My steam life began at an early age in the very early 1950’s when my dad and uncle took me with them to watch several steam driven saw mills operating around Riding Mountain National Park. That is where dad and uncle’s 1914 80 HP Case (serial no. 31471) ended up saving millions of board feet lumber until 1952.

Saturday evening at home was a night to reminisce with Dad when he brought out the old black photo album and went over the dozens of photos of their steam engines threshing, brush plowing, road grading, building roads and elevating graders and moving dozens of homes and barns.

My most memorable day was when Dad and my uncle took me to the old Orange Hall around 1954 to watch an old movie called the “Bread Basket of the World.” The movie depicted all the wheat grown on the western Canadian prairies from the soil being broke, the wheat planted, harvested and ground into flour and the bread. The sod busting part was filmed at Nobleford, Alberta, named after Charles Nobel, who owned all the steam engines. There were five late 1913 110 HP Case steam engines plowing in a row, and from photos I have now, show one 36 HP Rumley and two 32 HP Reeves. Plowing separately, which I vividly remember, were three 30 HP Special Avery’s. Having visited back a few years ago with Ray and Ed Smolik of Iowa, they had mentioned that they had talked with Charles Nobel back in the 1940’s.

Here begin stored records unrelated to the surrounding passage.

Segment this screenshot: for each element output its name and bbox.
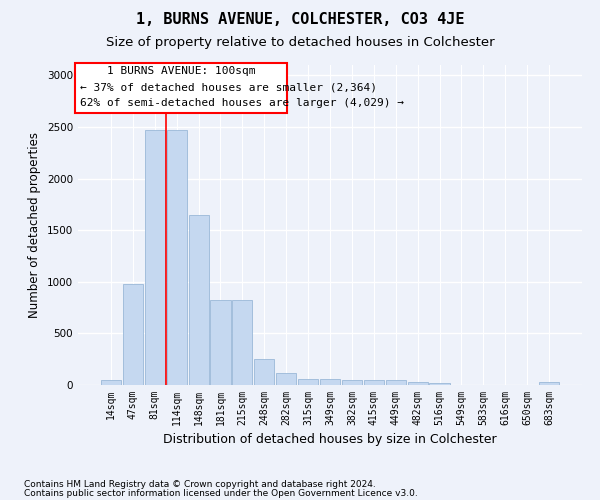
- Bar: [101, 380, 121, 385]
- Text: 1 BURNS AVENUE: 100sqm: 1 BURNS AVENUE: 100sqm: [107, 66, 255, 76]
- Bar: [211, 300, 230, 385]
- Bar: [254, 358, 274, 385]
- Bar: [232, 300, 253, 385]
- Bar: [123, 284, 143, 385]
- Bar: [364, 380, 384, 385]
- X-axis label: Distribution of detached houses by size in Colchester: Distribution of detached houses by size …: [163, 434, 497, 446]
- Bar: [320, 380, 340, 385]
- Bar: [167, 130, 187, 385]
- Bar: [188, 214, 209, 385]
- Bar: [276, 372, 296, 385]
- Bar: [539, 382, 559, 385]
- Bar: [386, 380, 406, 385]
- Text: Contains public sector information licensed under the Open Government Licence v3: Contains public sector information licen…: [24, 488, 418, 498]
- Bar: [145, 130, 165, 385]
- Bar: [298, 380, 318, 385]
- Text: Size of property relative to detached houses in Colchester: Size of property relative to detached ho…: [106, 36, 494, 49]
- Text: 1, BURNS AVENUE, COLCHESTER, CO3 4JE: 1, BURNS AVENUE, COLCHESTER, CO3 4JE: [136, 12, 464, 28]
- Text: 62% of semi-detached houses are larger (4,029) →: 62% of semi-detached houses are larger (…: [80, 98, 404, 108]
- Y-axis label: Number of detached properties: Number of detached properties: [28, 132, 41, 318]
- Bar: [430, 384, 449, 385]
- Bar: [407, 382, 428, 385]
- Bar: [342, 380, 362, 385]
- Text: ← 37% of detached houses are smaller (2,364): ← 37% of detached houses are smaller (2,…: [80, 82, 377, 92]
- Text: Contains HM Land Registry data © Crown copyright and database right 2024.: Contains HM Land Registry data © Crown c…: [24, 480, 376, 489]
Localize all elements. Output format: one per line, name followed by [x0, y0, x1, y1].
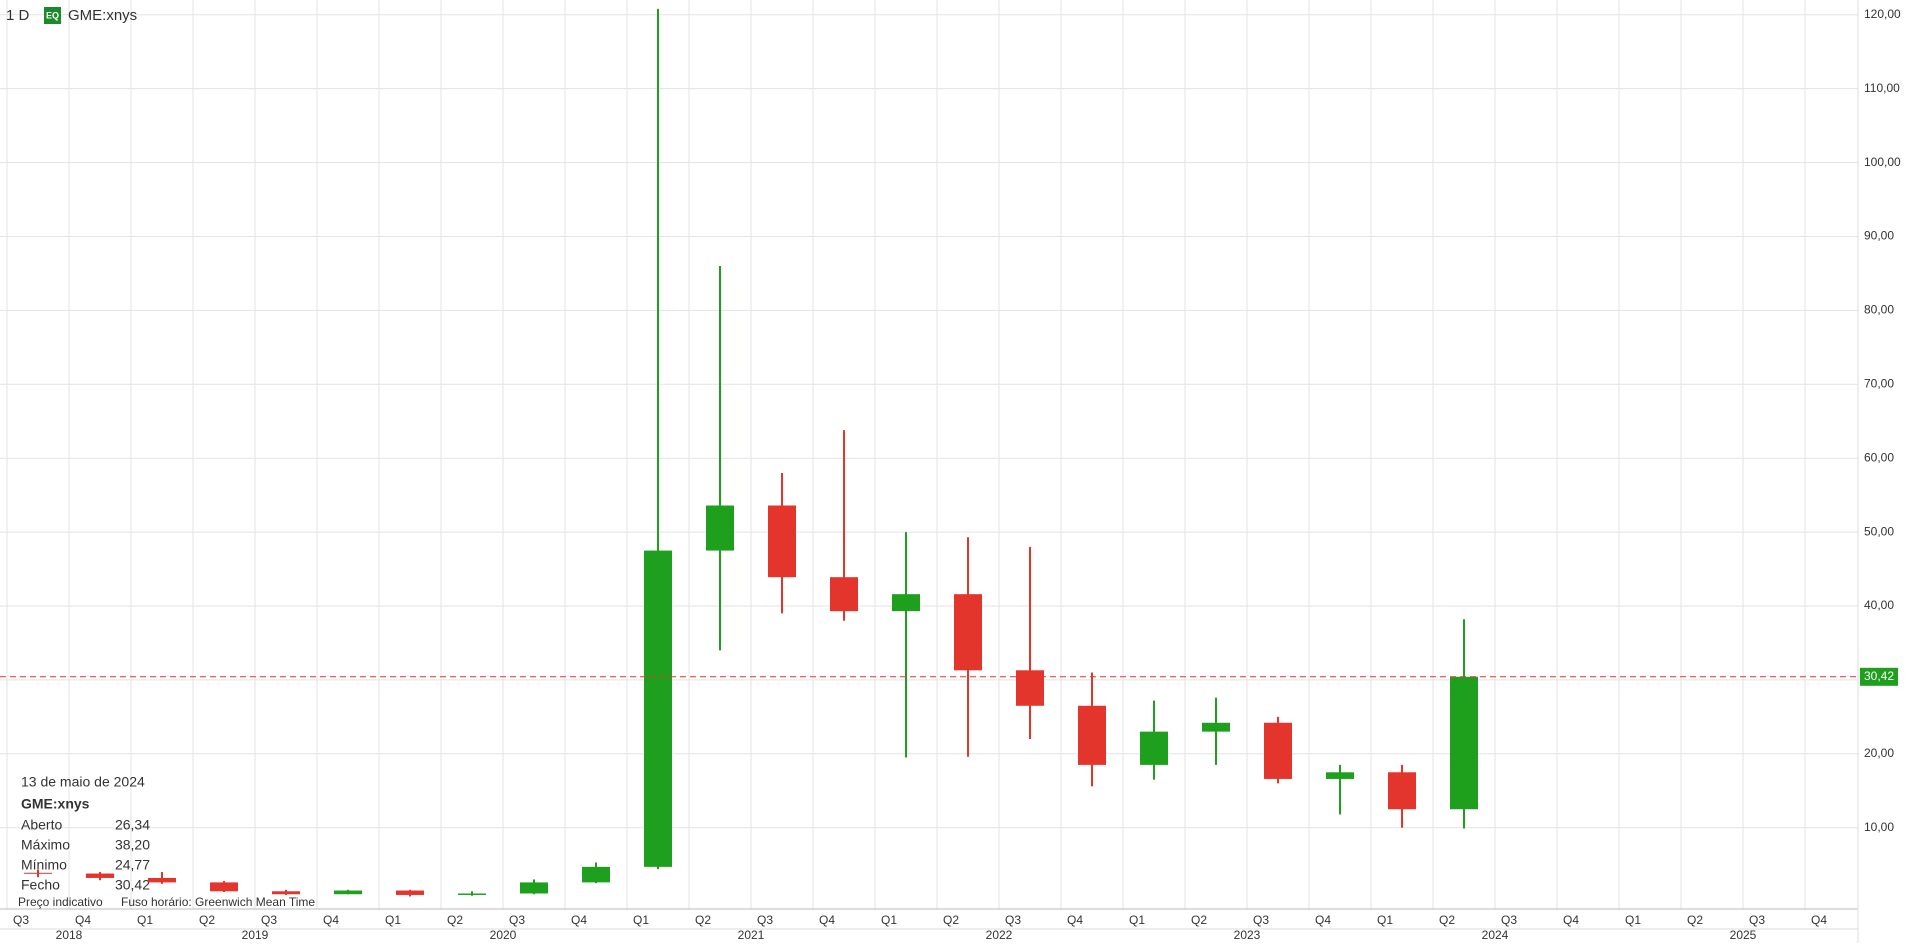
year-label: 2024 [1482, 928, 1509, 942]
year-label: 2018 [56, 928, 83, 942]
x-tick-label: Q1 [385, 913, 401, 927]
x-tick-label: Q1 [1377, 913, 1393, 927]
y-tick-label: 110,00 [1864, 81, 1900, 95]
year-label: 2020 [490, 928, 517, 942]
y-tick-label: 40,00 [1864, 598, 1894, 612]
candle-body [396, 890, 424, 895]
symbol: GME:xnys [68, 7, 137, 24]
y-tick-label: 70,00 [1864, 376, 1894, 390]
x-tick-label: Q4 [1315, 913, 1331, 927]
candle-body [768, 505, 796, 578]
x-tick-label: Q4 [1067, 913, 1083, 927]
last-price-label: 30,42 [1864, 669, 1894, 683]
candle-body [1202, 722, 1230, 732]
x-tick-label: Q4 [75, 913, 91, 927]
x-tick-label: Q2 [1191, 913, 1207, 927]
candle-body [1016, 670, 1044, 706]
info-timezone: Fuso horário: Greenwich Mean Time [121, 895, 315, 909]
x-tick-label: Q4 [819, 913, 835, 927]
info-label: Aberto [21, 817, 62, 833]
info-value: 26,34 [115, 817, 150, 833]
candle-body [1140, 731, 1168, 765]
x-tick-label: Q4 [571, 913, 587, 927]
candle-body [86, 873, 114, 878]
year-label: 2025 [1730, 928, 1757, 942]
candle-body [1388, 772, 1416, 810]
y-tick-label: 90,00 [1864, 229, 1894, 243]
x-tick-label: Q3 [1501, 913, 1517, 927]
info-panel: 13 de maio de 2024 GME:xnys Preço indica… [18, 774, 315, 909]
grid [0, 0, 1858, 909]
x-tick-label: Q4 [1811, 913, 1827, 927]
x-tick-label: Q3 [1749, 913, 1765, 927]
candle-body [24, 872, 52, 874]
info-value: 30,42 [115, 877, 150, 893]
x-tick-label: Q3 [261, 913, 277, 927]
candle-body [1078, 705, 1106, 765]
x-tick-label: Q2 [199, 913, 215, 927]
candle-body [1264, 722, 1292, 779]
x-tick-label: Q2 [695, 913, 711, 927]
info-note: Preço indicativo [18, 895, 103, 909]
y-tick-label: 80,00 [1864, 303, 1894, 317]
candle-body [1450, 676, 1478, 810]
info-label: Fecho [21, 877, 60, 893]
x-tick-label: Q1 [1129, 913, 1145, 927]
candle-body [148, 877, 176, 883]
info-label: Máximo [21, 837, 70, 853]
interval: 1 D [6, 7, 30, 24]
x-tick-label: Q4 [323, 913, 339, 927]
candle-body [954, 594, 982, 671]
y-tick-label: 50,00 [1864, 524, 1894, 538]
x-tick-label: Q2 [1439, 913, 1455, 927]
info-value: 24,77 [115, 857, 150, 873]
info-value: 38,20 [115, 837, 150, 853]
x-tick-label: Q2 [447, 913, 463, 927]
x-tick-label: Q1 [1625, 913, 1641, 927]
candle-body [458, 893, 486, 895]
x-tick-label: Q1 [633, 913, 649, 927]
candle-body [892, 594, 920, 612]
info-date: 13 de maio de 2024 [21, 774, 145, 790]
year-label: 2023 [1234, 928, 1261, 942]
x-tick-label: Q3 [13, 913, 29, 927]
y-tick-label: 60,00 [1864, 450, 1894, 464]
year-label: 2022 [986, 928, 1013, 942]
x-tick-label: Q4 [1563, 913, 1579, 927]
x-tick-label: Q2 [1687, 913, 1703, 927]
badge: EQ [46, 10, 59, 20]
badge-bg [44, 7, 61, 24]
last-price-badge [1860, 667, 1898, 686]
x-tick-label: Q3 [1253, 913, 1269, 927]
x-tick-label: Q2 [943, 913, 959, 927]
candle-body [830, 577, 858, 612]
year-label: 2021 [738, 928, 765, 942]
candle-body [272, 891, 300, 895]
x-tick-label: Q3 [509, 913, 525, 927]
y-tick-label: 10,00 [1864, 820, 1894, 834]
y-tick-label: 100,00 [1864, 155, 1901, 169]
y-tick-label: 120,00 [1864, 7, 1901, 21]
candle-body [1326, 772, 1354, 779]
y-tick-label: 20,00 [1864, 746, 1894, 760]
year-label: 2019 [242, 928, 269, 942]
candle-body [582, 866, 610, 883]
candle-body [520, 882, 548, 894]
x-tick-label: Q1 [137, 913, 153, 927]
candle-body [210, 882, 238, 892]
info-label: Mínimo [21, 857, 67, 873]
candle-body [706, 505, 734, 551]
x-tick-label: Q3 [1005, 913, 1021, 927]
info-symbol: GME:xnys [21, 796, 90, 812]
candle-body [334, 890, 362, 895]
x-tick-label: Q3 [757, 913, 773, 927]
x-tick-label: Q1 [881, 913, 897, 927]
candle-body [644, 550, 672, 867]
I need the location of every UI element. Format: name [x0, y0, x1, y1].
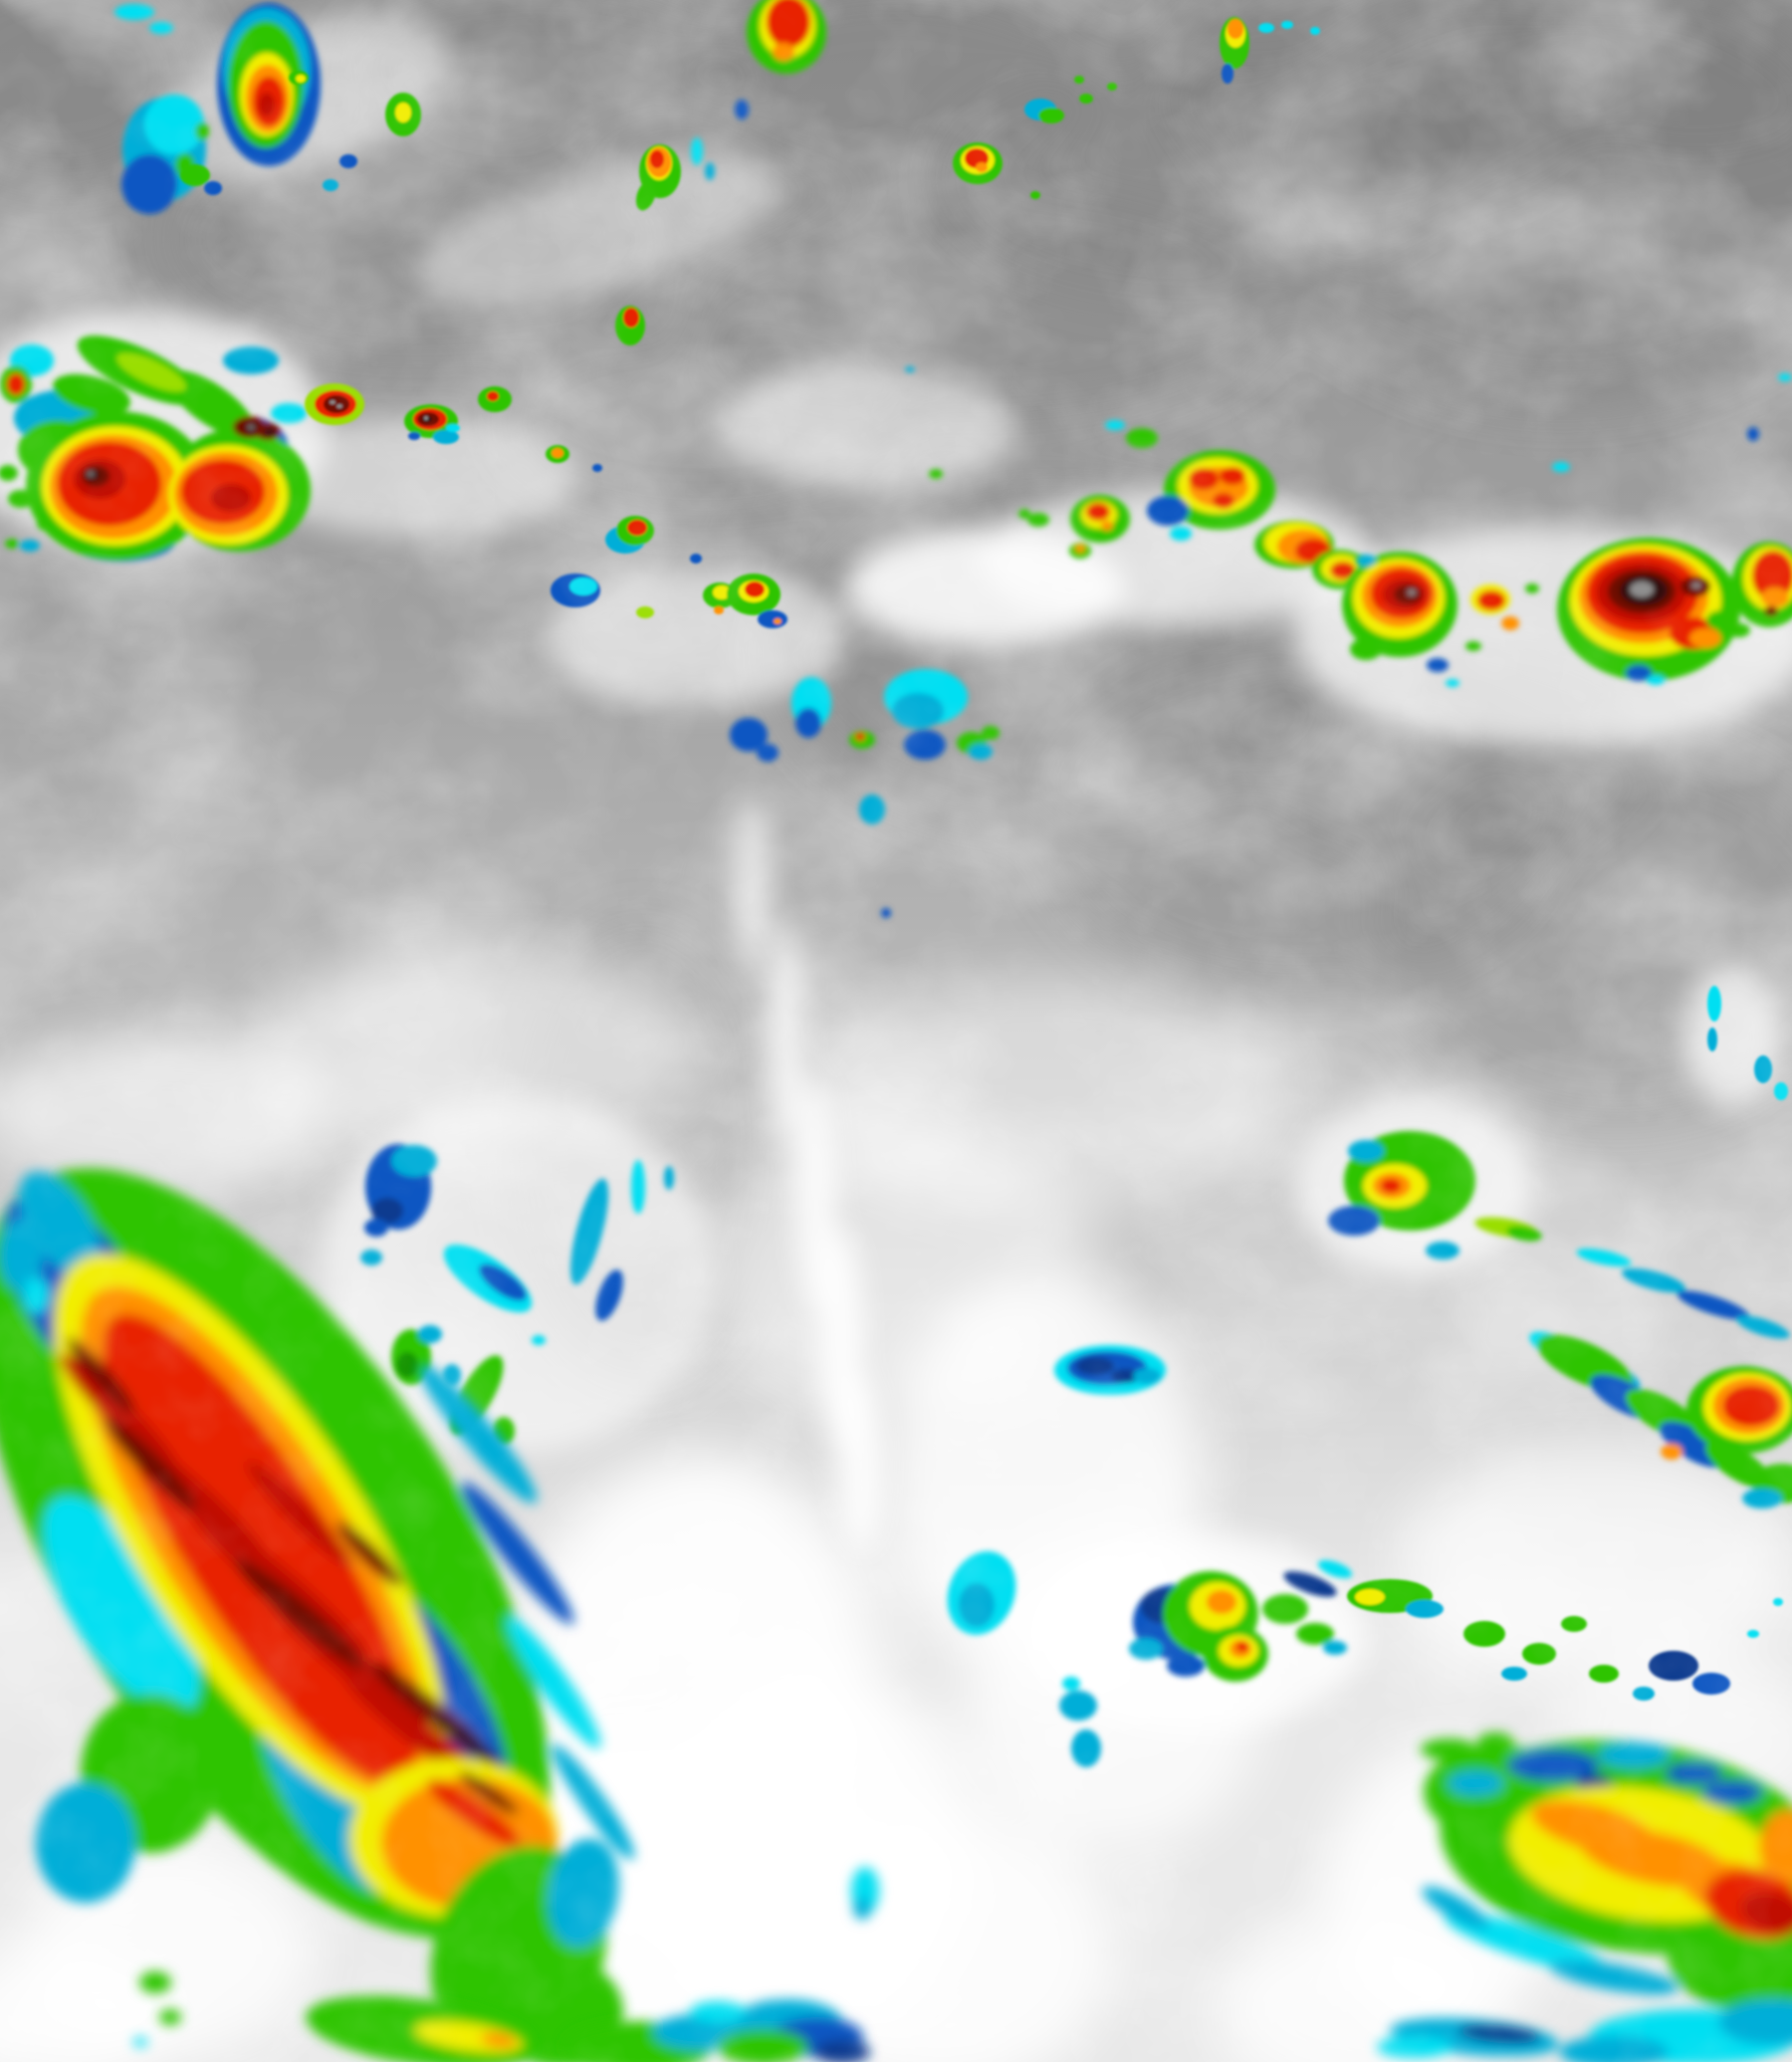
satellite-ir-image — [0, 0, 1792, 2062]
cloud-texture-fine — [0, 0, 1792, 2062]
satellite-scene — [0, 0, 1792, 2062]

Charles had told Ed and Ray of some of the late 1913 110 HP engines that still existed at Melfort and Star City, Saskatchewan. An interesting note Charles had to made to Ray and Ed was that the two 32 HP Reeves and 36 HP Rumley had to pull out on the ends when plowing and let the 110 HP engines go by as they traveled a lot faster.

Back in the late 1980’s, I had the pleasure of talking to Charles Nobel’s nephew, who was living in Regina. He told me that after Charles finished the steam plowing, he bought 12 Model E Oil Pulls to sow the grain and plow the stubble. They became too expensive to operate and he went back to a large scale horse operation, which was the cheapest way to farm at that time. Also, the nephew mentioned that one summer, they started steam plowing in mid-August and broke over 17,000 acres by freeze up.

My first attempt to build a steam engine as a young lad started with an old furnace lying down, attached wheels, a smokestack, fire door and some miscellaneous parts to make an engine. This contraption was from one of Dad’s junk piles on a trail leading out to an old cow pasture. One day, I was firing up, making lots of smoke, when my older sister was walking by to fetch the cows for milking. She asked what I was doing and I very emphatically replied, “Firing up my steam engine!” She retorted with “You will never have a steam engine” and I replied back with a bit of a temper saying, “I will have one if I have to build one.” From that one statement, the rest soon became history as in 1959, my dad, uncle and I started working on a 75 HP case.